Manoj Kohli – CEO of Indian mobile market-leader Bharti Airtel – this morning said that mobile broadband is set to become a key driver of growth in India’s mobile market following the long-awaited award of 3G licenses in the country early next year. “Wireless broadband will be a major source of growth for the next five years,” Kohli told delegates in his keynote address. “DSL is too expensive so wireless broadband will be a great success and will overtake [DSL] in the next two to three years.” He added that he expects Bharti to switch on its first HSPA networks in time for India’s Diwali celebrations next Autumn. He admitted that data revenues in India have stagnated at around 10 percent but said that Bharti would “really focus on data when HSPA is ready.”

Kohli also predicted that India was on track to hit 1 billion mobile connections by 2015 (from around 500 million today) with at least 30 percent of these connections being used to access the mobile Internet. Over the same period, he said that the Indian mobile industry’s contribution to GDP was expected to grow from around 2.3 percent currently to around 3 to 4 percent. 

However, Kohli highlighted a number of challenges of operating in a market he described as being characterised by “hyper growth and hyper competition.” He noted that while minutes of use per month was among the highest in the world, the effective price per minute was close to slipping below US$0.01, a consequence of a fierce price war currently underway in the sector.  

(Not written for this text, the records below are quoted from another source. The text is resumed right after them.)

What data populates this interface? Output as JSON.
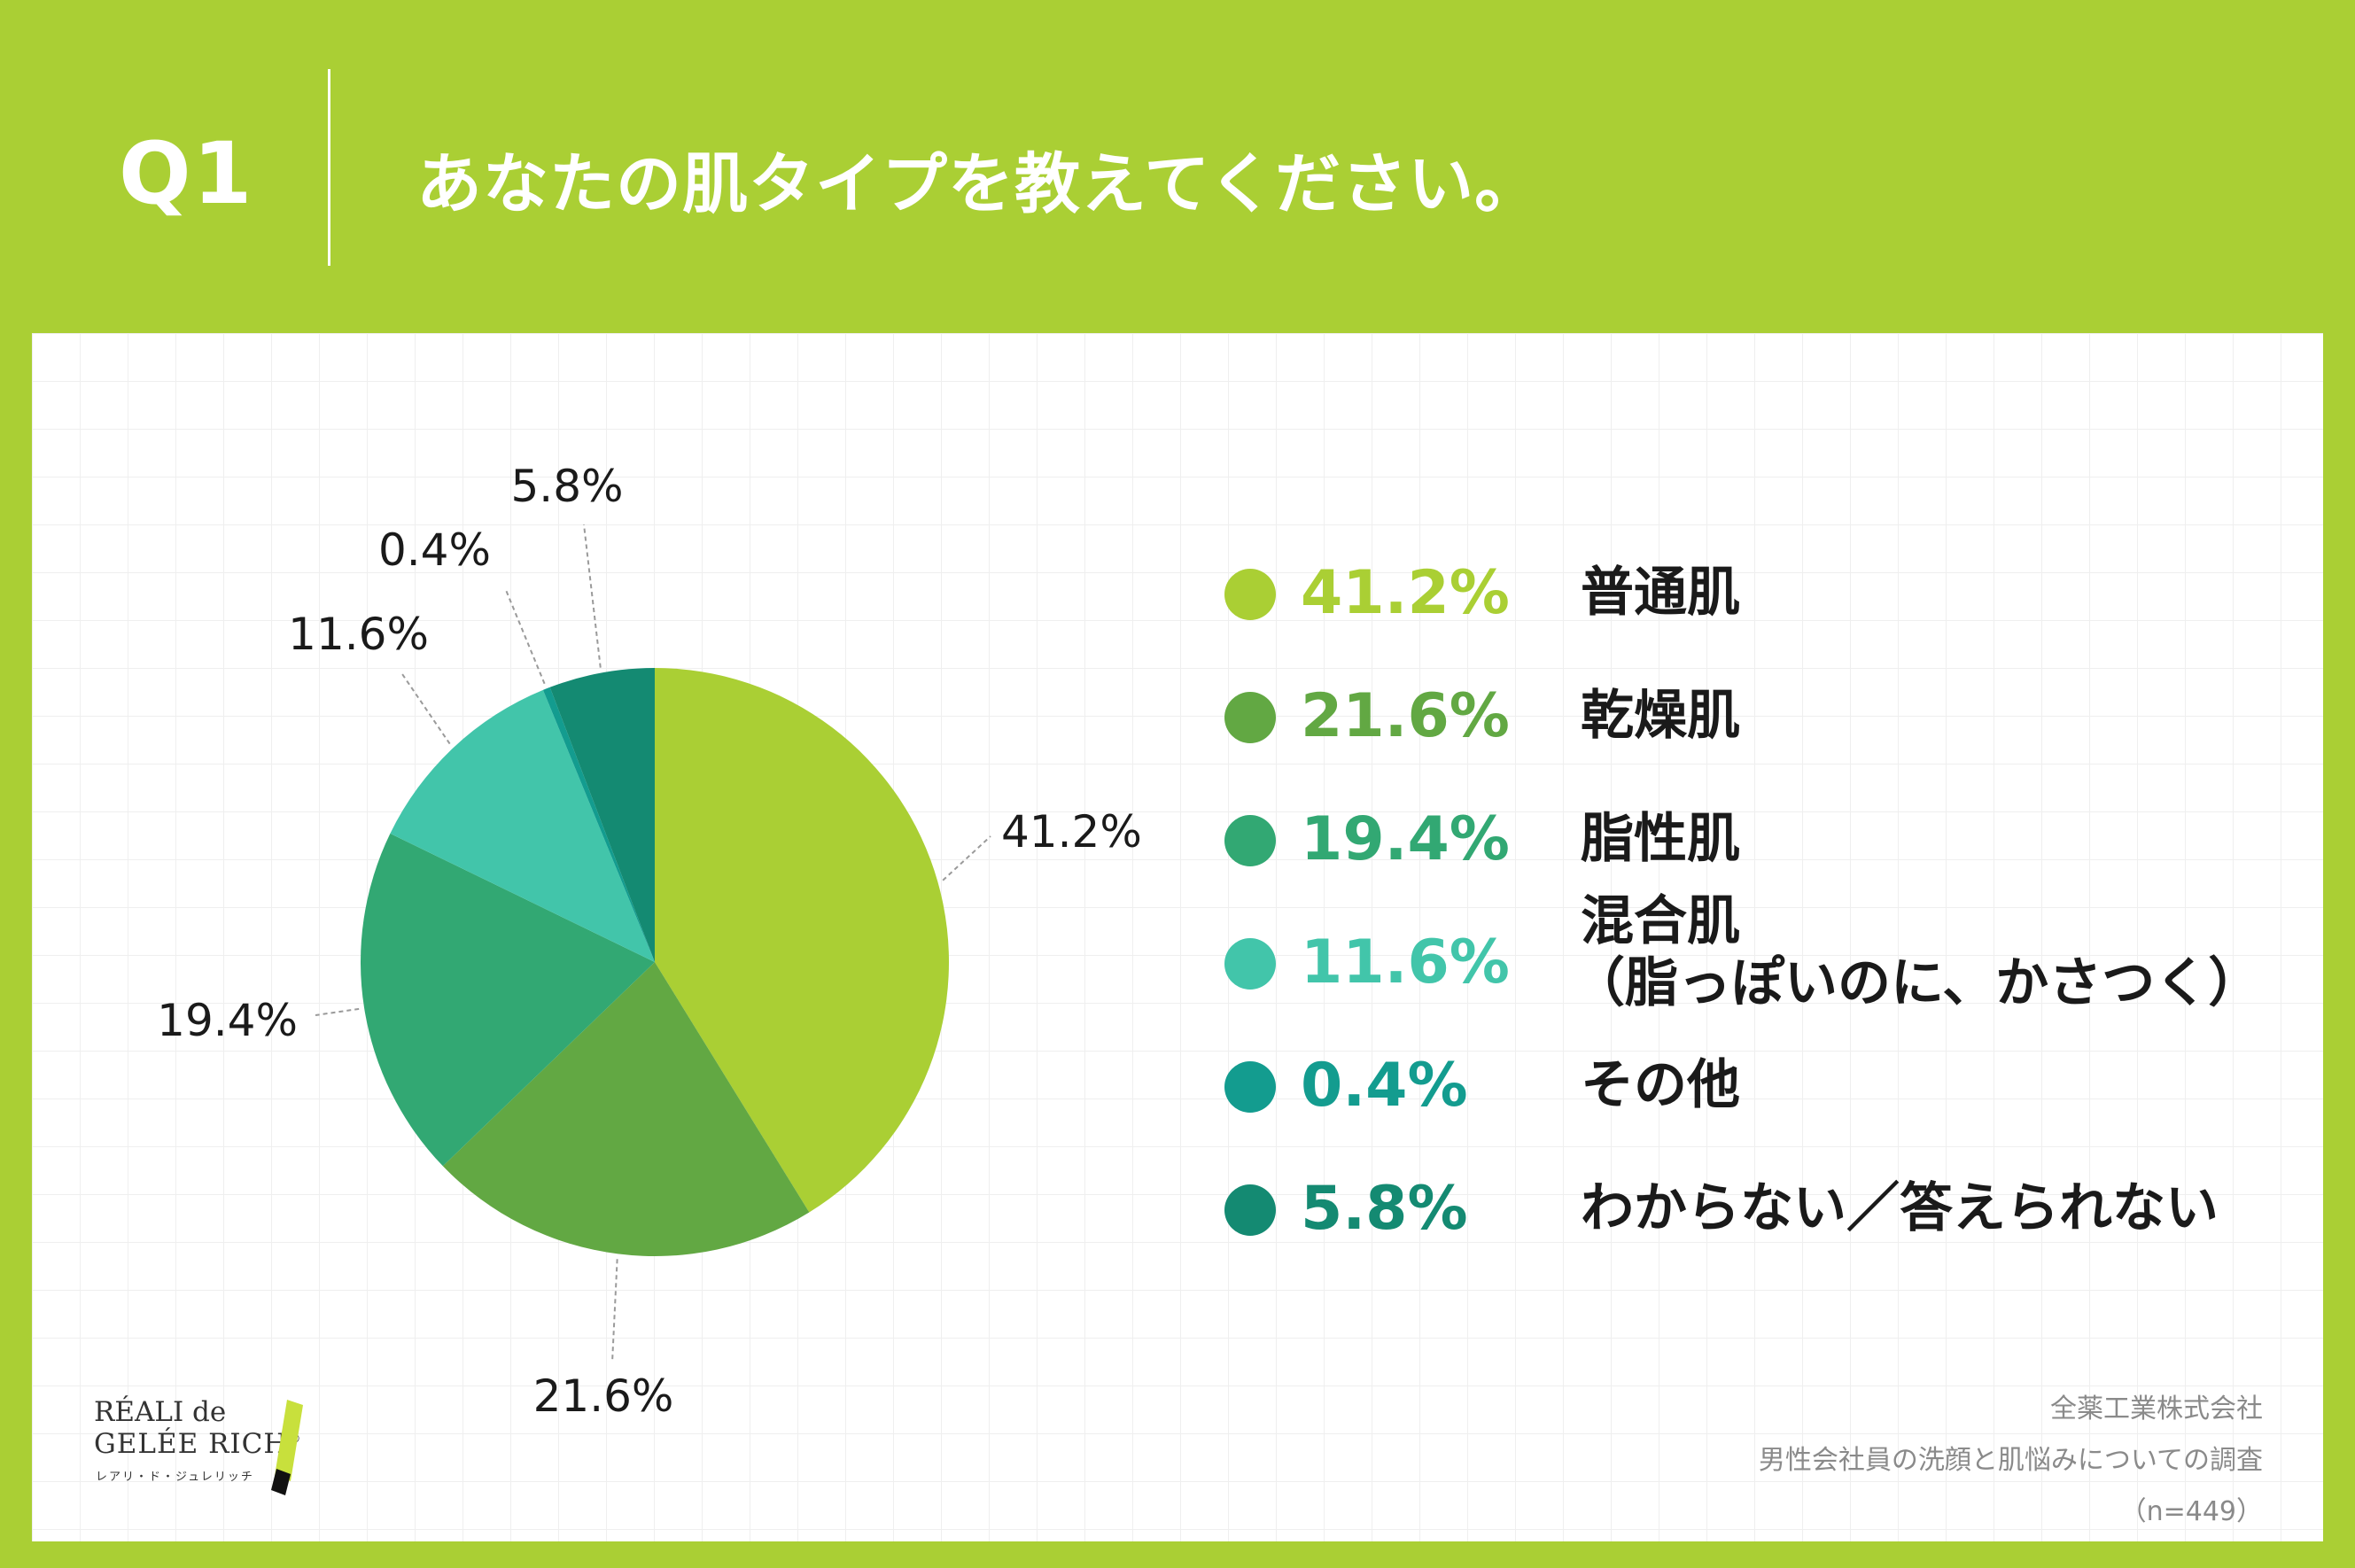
{
  "header": {
    "q_label": "Q1",
    "question": "あなたの肌タイプを教えてください。"
  },
  "chart_data": {
    "type": "pie",
    "title": "あなたの肌タイプを教えてください。",
    "categories": [
      "普通肌",
      "乾燥肌",
      "脂性肌",
      "混合肌（脂っぽいのに、かさつく）",
      "その他",
      "わからない／答えられない"
    ],
    "values": [
      41.2,
      21.6,
      19.4,
      11.6,
      0.4,
      5.8
    ],
    "value_labels": [
      "41.2%",
      "21.6%",
      "19.4%",
      "11.6%",
      "0.4%",
      "5.8%"
    ],
    "colors": [
      "#aacf34",
      "#62a843",
      "#32a873",
      "#42c5aa",
      "#139c8f",
      "#148a72"
    ],
    "start": "12 o'clock",
    "direction": "clockwise",
    "legend_position": "right"
  },
  "legend": {
    "items": [
      {
        "pct": "41.2%",
        "name": "普通肌",
        "sub": ""
      },
      {
        "pct": "21.6%",
        "name": "乾燥肌",
        "sub": ""
      },
      {
        "pct": "19.4%",
        "name": "脂性肌",
        "sub": ""
      },
      {
        "pct": "11.6%",
        "name": "混合肌",
        "sub": "（脂っぽいのに、かさつく）"
      },
      {
        "pct": "0.4%",
        "name": "その他",
        "sub": ""
      },
      {
        "pct": "5.8%",
        "name": "わからない／答えられない",
        "sub": ""
      }
    ]
  },
  "brand": {
    "line1": "RÉALI de",
    "line2": "GELÉE RICH",
    "reg": "®",
    "kana": "レアリ・ド・ジュレリッチ"
  },
  "source": {
    "company": "全薬工業株式会社",
    "survey": "男性会社員の洗顔と肌悩みについての調査",
    "sample": "（n=449）"
  }
}
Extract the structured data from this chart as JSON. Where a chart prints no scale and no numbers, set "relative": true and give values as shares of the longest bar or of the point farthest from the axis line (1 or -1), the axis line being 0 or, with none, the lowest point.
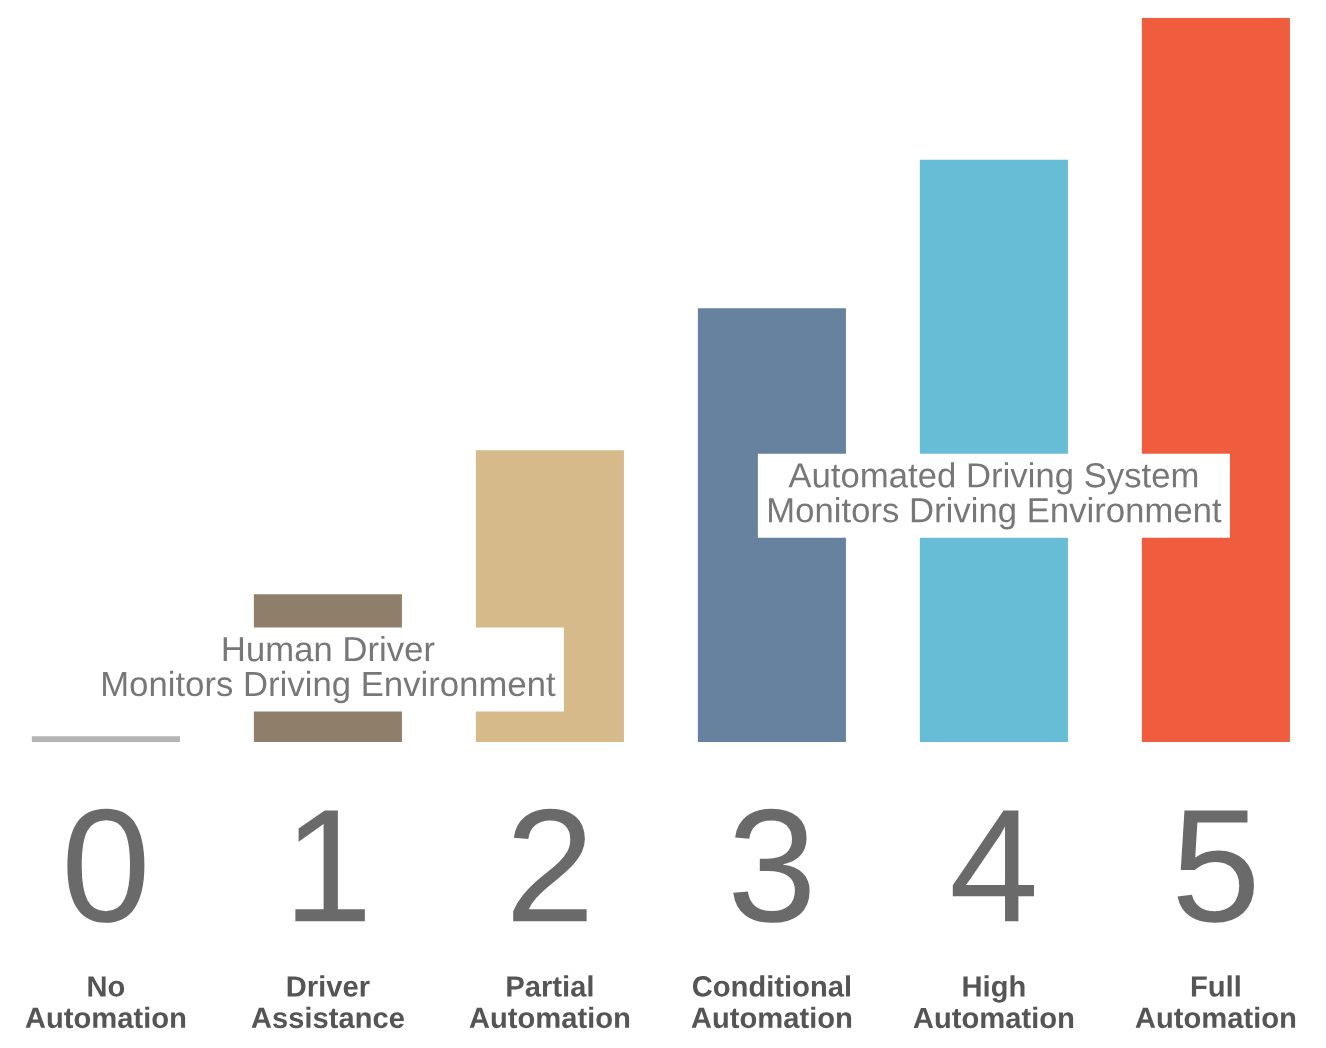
{
  "chart_data": {
    "type": "bar",
    "relative": true,
    "categories": [
      "No\nAutomation",
      "Driver\nAssistance",
      "Partial\nAutomation",
      "Conditional\nAutomation",
      "High\nAutomation",
      "Full\nAutomation"
    ],
    "values": [
      0.008,
      0.204,
      0.403,
      0.599,
      0.804,
      1
    ],
    "colors": [
      "#b3b3b3",
      "#8f7f6a",
      "#d6ba8a",
      "#67829e",
      "#67bcd6",
      "#f05d3e"
    ],
    "annotations": [
      "0",
      "1",
      "2",
      "3",
      "4",
      "5",
      "Human Driver\nMonitors Driving Environment",
      "Automated Driving System\nMonitors Driving Environment"
    ],
    "grid": false,
    "legend": false
  }
}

Kohli pointed to a number of factors that has enabled Bharti to steadily increase its market share over the last five years despite the influx of competition. One was its strategy of outsourcing, which has seen Bharti offload its network management, IT systems, call centres and retail distribution networks to third parties. “We have one simple rule: we collaborate [outsource] in all areas that customer cannot see… but the front end is not a collaboration area.” On the subject of what he described as “disruptive” price plans being deployed by competitors, he noted that: “As a market leader we need to remain calm … we shouldn’t react to small changes.”